Cairo: During the annual congress of President Hosni Mubarak's National Democratic Party last December, one senior official after the other took the floor to brag about the party's alleged popularity. Some put the overall number of the party's members at three million.

But since last Friday, when massive anti-Mubarak protests erupted across this nation of 80 million, the offices of the ruling party were the target of angry demonstrators.

The headquarters of the ruling party near the Nile in central Cairo was set ablaze and its contents were ransacked. "Those who torched and plundered the building cannot be sincere Egyptians, because this building belongs to the people," the Secretary-General of the party Safwat Al Sherif was quoted as saying in the local press.

He added that the ruling party had stopped its members from facing "those looters" allegedly to stave off street battles. "The members of our party are not militias."

The National Democratic Party was founded by Mubarak's predecessor Anwar Sadat in the late 1970s.

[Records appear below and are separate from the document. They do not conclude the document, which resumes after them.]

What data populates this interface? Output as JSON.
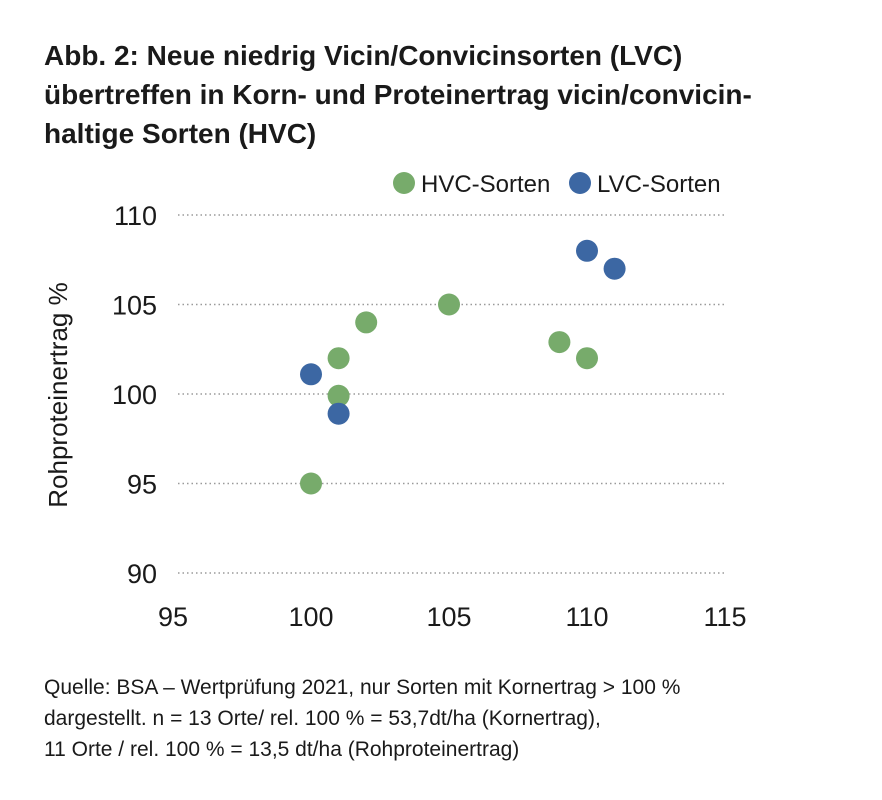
{
  "title_lines": [
    "Abb. 2: Neue niedrig Vicin/Convicinsorten (LVC)",
    "übertreffen in Korn- und Proteinertrag vicin/convicin-",
    "haltige Sorten (HVC)"
  ],
  "source_lines": [
    "Quelle: BSA – Wertprüfung 2021, nur Sorten mit Kornertrag > 100 %",
    "dargestellt. n = 13 Orte/ rel. 100 % = 53,7dt/ha (Kornertrag),",
    "11 Orte / rel. 100 % = 13,5 dt/ha (Rohproteinertrag)"
  ],
  "chart_data": {
    "type": "scatter",
    "ylabel": "Rohproteinertrag %",
    "xlabel": "",
    "xlim": [
      95,
      115
    ],
    "ylim": [
      90,
      110
    ],
    "x_ticks": [
      95,
      100,
      105,
      110,
      115
    ],
    "y_ticks": [
      90,
      95,
      100,
      105,
      110
    ],
    "grid": "horizontal dotted",
    "legend_position": "top-right",
    "series": [
      {
        "name": "HVC-Sorten",
        "color": "#77ab6b",
        "points": [
          {
            "x": 100,
            "y": 95
          },
          {
            "x": 101,
            "y": 99.9
          },
          {
            "x": 101,
            "y": 102
          },
          {
            "x": 102,
            "y": 104
          },
          {
            "x": 105,
            "y": 105
          },
          {
            "x": 109,
            "y": 102.9
          },
          {
            "x": 110,
            "y": 102
          }
        ]
      },
      {
        "name": "LVC-Sorten",
        "color": "#3c67a3",
        "points": [
          {
            "x": 100,
            "y": 101.1
          },
          {
            "x": 101,
            "y": 98.9
          },
          {
            "x": 110,
            "y": 108
          },
          {
            "x": 111,
            "y": 107
          }
        ]
      }
    ]
  }
}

Over three decades, the party has been accused of being a rallying point to corrupt businessmen and tainted officials.

Senior officials inside the party, including the influential younger son of Mubarak Jamal have repeatedly denied such

accusations, saying that the party has never covered up suspected wrongdoers.

Jamal, who has been ascending inside the hierarchy of the party since the early 2000, has apparently dominated the party with the assistance of the so-called new guard - a term referring to business tycoons and young polidcians.

They include Ahmad Ezz, whose critics say has nurtured monopolistic trends in Egypt. Ezz, a steel baron, on Saturday quit his post as the secretary of the organisational affairs inside the ruling party. He was replaced with Majed Al Sherbini. "The government is to blame for the current crisis," Al Sherbini said on Monday. "Had it fulfilled the well-considered plans conceived by the (ruling) party, ordinary Egyptians would have felt the fruits of economic reforms," he added.

The ruling party was widely accused of rigging recent legislative elections in order to tighten its grip on the parliament and sideline its opponents. "Our party does not monopolise political life. Our strength lies in having strong rivals," said Sherbini.

If Mubarak survived the current turmoil, he is widely expected to overhaul the party, described by one observer as made of ice cream, "which melted at the first instance of heating".